Trying to understand "types" like GameObject, etc

Hello - I’m a beginner, if there’s a beginners page please point me in that direction!

I’ve been examining/dabbling in code for years; I understand why 3 is of type int, why “cup” is a string, and why ‘difficulty myDifficulty’ inherits enum when ‘enum difficulty;’

but one thing that I’ve never really understood, especially now with c# in unity, is

what is the type ‘GameObject’ - what happens when I assign a variable type GameObject… ie, GameObject cube;

another example

You write a class called ‘Orientation’ and assign it to a cube, it creates rotation for z axis, then in another class you refer to it by creating a variable of type ‘Orientation’, ie, Orientation spinAmount;

so now spinAmount is type Orientation… my problem is that I don’t understand how ‘Orientation’ is a type.
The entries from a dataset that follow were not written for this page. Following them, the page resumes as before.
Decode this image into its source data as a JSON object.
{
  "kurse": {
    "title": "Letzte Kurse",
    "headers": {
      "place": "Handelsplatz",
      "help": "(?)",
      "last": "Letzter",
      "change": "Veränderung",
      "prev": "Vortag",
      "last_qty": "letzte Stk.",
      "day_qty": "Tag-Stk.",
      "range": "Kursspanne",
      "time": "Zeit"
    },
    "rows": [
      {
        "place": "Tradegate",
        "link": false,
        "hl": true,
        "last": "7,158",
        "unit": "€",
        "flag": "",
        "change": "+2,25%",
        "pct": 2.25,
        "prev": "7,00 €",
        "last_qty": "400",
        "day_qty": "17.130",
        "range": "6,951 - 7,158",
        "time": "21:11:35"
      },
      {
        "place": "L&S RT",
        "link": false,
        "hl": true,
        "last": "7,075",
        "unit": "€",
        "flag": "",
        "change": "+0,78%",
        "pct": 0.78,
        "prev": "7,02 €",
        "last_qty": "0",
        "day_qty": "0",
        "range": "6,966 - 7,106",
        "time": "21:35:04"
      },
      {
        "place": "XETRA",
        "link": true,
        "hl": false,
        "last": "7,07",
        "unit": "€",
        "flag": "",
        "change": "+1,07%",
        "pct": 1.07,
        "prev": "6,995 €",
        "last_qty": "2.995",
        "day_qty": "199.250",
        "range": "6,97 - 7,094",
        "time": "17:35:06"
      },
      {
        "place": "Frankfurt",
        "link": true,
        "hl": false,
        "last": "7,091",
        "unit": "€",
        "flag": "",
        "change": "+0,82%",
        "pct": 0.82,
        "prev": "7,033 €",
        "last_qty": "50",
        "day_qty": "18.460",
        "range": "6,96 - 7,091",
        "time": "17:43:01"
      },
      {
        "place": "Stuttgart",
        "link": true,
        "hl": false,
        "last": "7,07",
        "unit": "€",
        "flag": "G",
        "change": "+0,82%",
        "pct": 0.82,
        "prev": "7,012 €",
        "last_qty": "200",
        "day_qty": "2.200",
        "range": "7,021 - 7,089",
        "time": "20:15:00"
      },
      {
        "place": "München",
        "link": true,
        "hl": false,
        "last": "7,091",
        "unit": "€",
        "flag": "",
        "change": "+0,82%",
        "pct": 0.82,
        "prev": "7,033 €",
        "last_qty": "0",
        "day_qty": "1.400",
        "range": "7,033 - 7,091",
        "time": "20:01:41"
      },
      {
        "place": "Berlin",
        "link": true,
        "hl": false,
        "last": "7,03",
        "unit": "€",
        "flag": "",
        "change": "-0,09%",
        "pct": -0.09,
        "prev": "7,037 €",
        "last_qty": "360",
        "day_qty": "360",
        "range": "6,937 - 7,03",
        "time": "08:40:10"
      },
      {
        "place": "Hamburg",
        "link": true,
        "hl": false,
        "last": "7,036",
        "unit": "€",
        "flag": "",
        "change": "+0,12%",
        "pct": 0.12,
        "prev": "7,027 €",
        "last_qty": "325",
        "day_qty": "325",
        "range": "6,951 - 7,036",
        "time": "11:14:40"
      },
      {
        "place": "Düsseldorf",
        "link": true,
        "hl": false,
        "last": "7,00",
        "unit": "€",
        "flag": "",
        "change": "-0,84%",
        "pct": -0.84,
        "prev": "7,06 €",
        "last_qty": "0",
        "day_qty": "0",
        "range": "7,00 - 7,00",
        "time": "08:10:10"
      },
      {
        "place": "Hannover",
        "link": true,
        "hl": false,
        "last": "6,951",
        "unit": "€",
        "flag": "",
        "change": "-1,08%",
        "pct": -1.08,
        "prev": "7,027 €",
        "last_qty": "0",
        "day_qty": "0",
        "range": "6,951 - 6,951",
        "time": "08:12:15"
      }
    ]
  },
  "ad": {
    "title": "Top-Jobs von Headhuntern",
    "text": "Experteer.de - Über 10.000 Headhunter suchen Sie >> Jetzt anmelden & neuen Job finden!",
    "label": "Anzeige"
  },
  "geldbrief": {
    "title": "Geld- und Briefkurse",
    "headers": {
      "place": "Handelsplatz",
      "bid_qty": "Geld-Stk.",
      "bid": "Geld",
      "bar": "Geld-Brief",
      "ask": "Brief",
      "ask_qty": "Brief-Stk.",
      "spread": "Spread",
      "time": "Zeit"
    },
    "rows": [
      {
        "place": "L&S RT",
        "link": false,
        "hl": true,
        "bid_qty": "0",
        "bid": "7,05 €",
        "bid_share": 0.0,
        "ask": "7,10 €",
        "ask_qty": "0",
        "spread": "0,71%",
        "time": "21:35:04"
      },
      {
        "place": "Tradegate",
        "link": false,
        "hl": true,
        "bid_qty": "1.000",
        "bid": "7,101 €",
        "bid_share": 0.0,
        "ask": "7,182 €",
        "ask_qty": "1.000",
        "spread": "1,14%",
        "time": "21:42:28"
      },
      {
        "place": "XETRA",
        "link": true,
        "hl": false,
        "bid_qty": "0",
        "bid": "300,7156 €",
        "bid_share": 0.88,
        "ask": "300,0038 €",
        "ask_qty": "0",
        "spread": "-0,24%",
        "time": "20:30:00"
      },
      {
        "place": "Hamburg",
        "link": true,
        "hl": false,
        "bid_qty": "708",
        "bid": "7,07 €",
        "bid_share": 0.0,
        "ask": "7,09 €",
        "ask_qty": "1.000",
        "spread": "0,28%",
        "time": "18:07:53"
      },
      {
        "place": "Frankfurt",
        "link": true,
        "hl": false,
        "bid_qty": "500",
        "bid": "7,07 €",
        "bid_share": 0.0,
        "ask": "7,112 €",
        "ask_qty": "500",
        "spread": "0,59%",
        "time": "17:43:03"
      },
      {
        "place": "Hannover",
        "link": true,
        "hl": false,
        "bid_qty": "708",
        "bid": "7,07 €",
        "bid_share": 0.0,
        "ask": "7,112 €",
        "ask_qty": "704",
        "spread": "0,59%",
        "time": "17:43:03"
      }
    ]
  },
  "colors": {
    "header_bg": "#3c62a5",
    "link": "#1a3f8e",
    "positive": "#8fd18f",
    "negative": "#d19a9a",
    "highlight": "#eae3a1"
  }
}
What is the purpose of having these (to me) obscure types? Can you make anything a type? I always assumed ‘types’ were like int - a number (and absolute -or- predefined)

Are there things that can’t be ‘types’?

Hopefully that made sense and someone else has had this same feeling? Thanks for any insight

Read any programming book, or web page(?) about making and using classes (or structs or any datatype.) It’s a really nice trick that we invented long before Unity or C#.

Very short example. Suppose all pickups have a cost, weight, icon and a prefab when you drop them. We can set that up:

class PlayerItem {
  int cost;
  float weight;
  Texture2D icon;
  Transform prefab;
}

PlayerItem chicken = new PlayerItem();

Chicken now has all four variables, bundled together. chicken.cost and so on. Of course, you still have to set them. But way nicer than having to make all four chickenCost, chickenWeight … variables yourself. There also are some extra magic words that seem redundant – if you declare an int, it auto-makes the int; but if you declare a chicken, you also have to make(new) the chicken? Yeah, C# is just like that.

I’ll try this and try to be as concise as possible since you understand programming and just need to get over this 'lil hump.

GameObjects are unity objects you create in your Scenes. You go to Create > GameObject to make an empty one with nothing in it. In your inspector you can see you can set Tags to it for a reference point like ‘Player’ and then layers if you want to customize how it interacts with other colliders and such. You could set the tag to ‘Player’ for instance.

Then let’s say you want to reference your player GameObject somewhere else. You can do that anywhere with

GameObject Player = GameObject.FindGameObjectWithTag("Player");

this is just like setting up a reference to anything, like:

int count = 1;

Everything in your Scene is housed in a GameObject, and then you can add scripts to those GameObjects to do whatever you want.

To answer the second part of your question, the purpose of these ‘obscure’ types is that you get to define what it does because the type is the piece of code that you created. This is the beauty of generic types because you get to make whatever you want!

You name every script you add to your GameObjects, and then you can reference those too. See how I set up a reference to the player GameObject up there? Now you could access your ‘Orientation’ script and set your spinAmount or whatever you want.